Uri Aran (b. 1977, Jerusalem, lives in New York) investigates the foundations of language and communication, the conditions of social interaction, and the workings of emotions. Characters, symbols, words, gestures, and images function, as a rule, as the starting point of artistic works within a practice that includes painting, drawing, photography, and film – all of which are re-contextualized to bring about a shift in meaning. The works, therefore, often suggest a narrative form that is characterized by great candor and appeals to the imagination of the viewer.
For his presentation in Vienna, Aran created a new group of works that touch upon the central theme of curated by_ 2017 in very different ways. The flat bronzes installed on the gallery walls, often only measuring a few centimeters, are vaguely reminiscent of letters or notes. There is a phrasing implied through their rhythmic arrangement and their structuring in the different areas of the exhibition space, one that seems to comment on the other presented works, but equally one that develops a meaning and impact that is detached from the surrounding objects. These metal works, even when placed within the limits of the genre of sculpture, recall the minimalistic, painterly positions of various art world figures of the 1970s. However, while earlier generations of artists were getting to the bottom of the conceptual framework of painting, Aran’s goal is to lay down narrative tracks.
A very similar intention is combined with the artist’s works on paper, which manifest in a decidedly wide range of forms and also evince references to classical modernism as well as post-war art.
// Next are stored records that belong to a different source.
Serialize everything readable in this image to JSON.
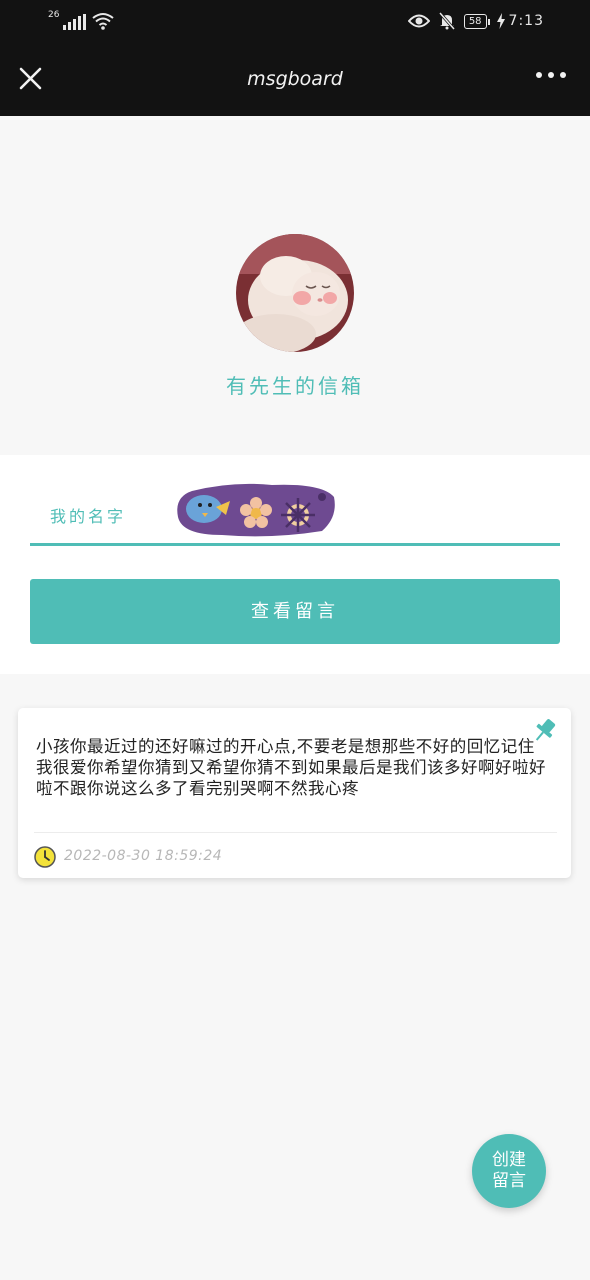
{
  "status_bar": {
    "network": "26",
    "battery": "58",
    "time": "7:13"
  },
  "app_bar": {
    "title": "msgboard"
  },
  "header": {
    "board_title": "有先生的信箱"
  },
  "form": {
    "name_label": "我的名字",
    "view_button_label": "查看留言"
  },
  "message": {
    "text": "小孩你最近过的还好嘛过的开心点,不要老是想那些不好的回忆记住我很爱你希望你猜到又希望你猜不到如果最后是我们该多好啊好啦好啦不跟你说这么多了看完别哭啊不然我心疼",
    "timestamp": "2022-08-30 18:59:24"
  },
  "fab": {
    "line1": "创建",
    "line2": "留言"
  },
  "colors": {
    "accent": "#4fbdb6",
    "bar_background": "#121212",
    "page_background": "#f7f7f7"
  },
  "icons": [
    "close-icon",
    "more-icon",
    "pin-icon",
    "clock-icon",
    "eye-icon",
    "bell-off-icon",
    "wifi-icon",
    "charging-icon"
  ]
}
For one thing, there are works in the exhibition that come across, to some degree, as abstract: With few lines, forms, or colors, he creates compositions that escape clear interpretation but occasionally allude to another reality through the integration of numbers, letters, or photos. Then again, the presentation also includes drawings that are witness to a clear narrative pursuit, the physical expression of which ranges from portraits to still lifes and is sometimes comic-like, sometimes naturalistic, and gives the impression of being a part of a larger continuum.
Within the scope of the exhibition, these works will be joined by older sound and film pieces which not only facilitate greater insight into Aran’s varied oeuvre, but also a humorous examination of the relationship between words, names, and societal conventions. For example, in the work Untitled (Good and Bad), types of animals are named from a speaker that collective agreement have labeled either “good” or “bad.” A penguin, as a result, becomes the friend of a cat, while a rat, as a “bad” animal, stands on the side of the shark. The work touches on ethnological, sociological, and cultural-historical issues whereby its poetic impetus is at the forefront.